Description:

This Processors polls Apache Kafka for data. When a message is received from Kafka, this Processor emits a FlowFile where the content of the FlowFile is the value of the Kafka message. If the message has a key associated with it, an attribute named kafka.key will be added to the FlowFile, with the value being the UTF-8 Encoded value of the Message's Key.
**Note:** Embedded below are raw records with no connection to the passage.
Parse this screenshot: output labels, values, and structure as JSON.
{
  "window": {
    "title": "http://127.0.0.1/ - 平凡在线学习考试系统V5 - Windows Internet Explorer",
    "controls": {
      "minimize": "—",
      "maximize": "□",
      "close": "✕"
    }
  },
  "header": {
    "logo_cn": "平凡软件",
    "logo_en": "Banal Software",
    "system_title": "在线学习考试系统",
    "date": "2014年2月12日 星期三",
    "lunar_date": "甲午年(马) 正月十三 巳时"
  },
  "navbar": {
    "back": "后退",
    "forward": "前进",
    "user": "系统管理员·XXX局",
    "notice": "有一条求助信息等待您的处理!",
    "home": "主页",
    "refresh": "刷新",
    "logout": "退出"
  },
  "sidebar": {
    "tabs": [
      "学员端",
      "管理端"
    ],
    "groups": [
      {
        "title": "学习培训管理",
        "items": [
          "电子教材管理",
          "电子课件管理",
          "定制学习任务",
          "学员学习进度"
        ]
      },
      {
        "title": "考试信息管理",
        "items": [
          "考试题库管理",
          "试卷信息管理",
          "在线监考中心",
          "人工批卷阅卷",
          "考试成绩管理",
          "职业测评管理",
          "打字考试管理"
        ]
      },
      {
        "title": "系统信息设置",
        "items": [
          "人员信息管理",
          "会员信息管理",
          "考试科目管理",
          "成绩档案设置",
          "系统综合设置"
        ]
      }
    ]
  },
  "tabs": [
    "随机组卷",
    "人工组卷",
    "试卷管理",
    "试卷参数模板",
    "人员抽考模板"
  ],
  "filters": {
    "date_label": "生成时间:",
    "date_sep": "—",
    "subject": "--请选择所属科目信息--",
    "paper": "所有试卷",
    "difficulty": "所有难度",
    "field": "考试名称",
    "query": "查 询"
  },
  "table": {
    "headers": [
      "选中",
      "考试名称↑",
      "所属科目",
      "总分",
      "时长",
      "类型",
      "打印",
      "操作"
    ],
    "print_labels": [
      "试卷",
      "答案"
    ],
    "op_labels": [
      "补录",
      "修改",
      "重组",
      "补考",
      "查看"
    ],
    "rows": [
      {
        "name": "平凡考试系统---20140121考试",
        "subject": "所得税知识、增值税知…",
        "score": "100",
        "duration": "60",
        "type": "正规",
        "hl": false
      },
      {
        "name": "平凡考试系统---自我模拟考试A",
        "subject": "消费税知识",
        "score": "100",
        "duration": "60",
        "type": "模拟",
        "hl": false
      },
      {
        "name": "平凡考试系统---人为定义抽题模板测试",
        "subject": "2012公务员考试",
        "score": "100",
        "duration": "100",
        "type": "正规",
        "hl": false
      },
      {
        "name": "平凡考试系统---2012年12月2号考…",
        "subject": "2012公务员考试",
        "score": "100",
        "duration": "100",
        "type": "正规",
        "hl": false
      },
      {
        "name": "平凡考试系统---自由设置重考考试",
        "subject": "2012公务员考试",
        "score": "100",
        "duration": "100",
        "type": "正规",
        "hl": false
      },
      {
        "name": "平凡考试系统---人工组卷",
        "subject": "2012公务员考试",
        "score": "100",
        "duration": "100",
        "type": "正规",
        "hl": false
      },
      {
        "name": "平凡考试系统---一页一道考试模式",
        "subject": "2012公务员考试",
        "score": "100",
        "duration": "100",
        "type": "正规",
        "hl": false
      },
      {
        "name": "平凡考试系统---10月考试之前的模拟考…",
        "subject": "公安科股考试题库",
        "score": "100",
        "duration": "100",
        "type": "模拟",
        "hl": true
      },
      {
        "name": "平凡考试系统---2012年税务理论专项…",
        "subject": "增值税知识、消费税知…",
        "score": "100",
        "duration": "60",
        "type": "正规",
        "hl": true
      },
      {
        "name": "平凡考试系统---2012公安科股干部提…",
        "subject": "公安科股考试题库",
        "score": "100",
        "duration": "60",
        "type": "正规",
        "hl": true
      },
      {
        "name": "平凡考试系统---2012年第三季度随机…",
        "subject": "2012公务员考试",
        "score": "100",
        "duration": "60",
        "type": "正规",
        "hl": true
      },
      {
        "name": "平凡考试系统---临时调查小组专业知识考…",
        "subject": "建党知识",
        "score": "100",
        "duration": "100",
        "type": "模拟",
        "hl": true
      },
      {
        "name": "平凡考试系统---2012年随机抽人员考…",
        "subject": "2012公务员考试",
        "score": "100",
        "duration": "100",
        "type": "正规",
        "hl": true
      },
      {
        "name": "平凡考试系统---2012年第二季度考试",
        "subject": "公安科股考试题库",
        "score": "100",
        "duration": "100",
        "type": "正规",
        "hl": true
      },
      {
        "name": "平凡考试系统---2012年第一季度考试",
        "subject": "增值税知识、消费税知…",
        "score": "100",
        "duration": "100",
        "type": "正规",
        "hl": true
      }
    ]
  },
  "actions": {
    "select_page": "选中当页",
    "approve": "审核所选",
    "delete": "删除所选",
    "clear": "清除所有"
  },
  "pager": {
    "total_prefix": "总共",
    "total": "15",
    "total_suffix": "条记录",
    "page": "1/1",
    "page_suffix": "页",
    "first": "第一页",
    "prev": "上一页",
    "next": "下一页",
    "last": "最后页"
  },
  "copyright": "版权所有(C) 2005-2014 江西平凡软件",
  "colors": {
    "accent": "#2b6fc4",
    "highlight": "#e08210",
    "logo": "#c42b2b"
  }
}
Kafka supports the notion of a Consumer Group when pulling messages in order to provide scalability while still offering a publish-subscribe interface. Each Consumer Group must have a unique identifier. The Consumer Group identifier that is used by NiFi is the UUID of the Processor. This means that all of the nodes within a cluster will use the same Consumer Group Identifier so that they do not receive duplicate data but multiple GetKafka Processors can be used to pull from multiple Topics, as each Processor will receive a different Processor UUID and therefore a different Consumer Group Identifier.

Modifies Attributes:

Attribute Name Description
kafka.topic The name of the Kafka Topic from which the message was received
kafka.key The key of the Kafka message, if it exists and batch size is 1. If the message does not have a key, or if the batch size is greater than 1, this attribute will not be added.
kafka.partition The partition of the Kafka Topic from which the message was received. This attribute is added only if the batch size is 1.
kafka.offset The offset of the message within the Kafka partition. This attribute is added only if the batch size is 1.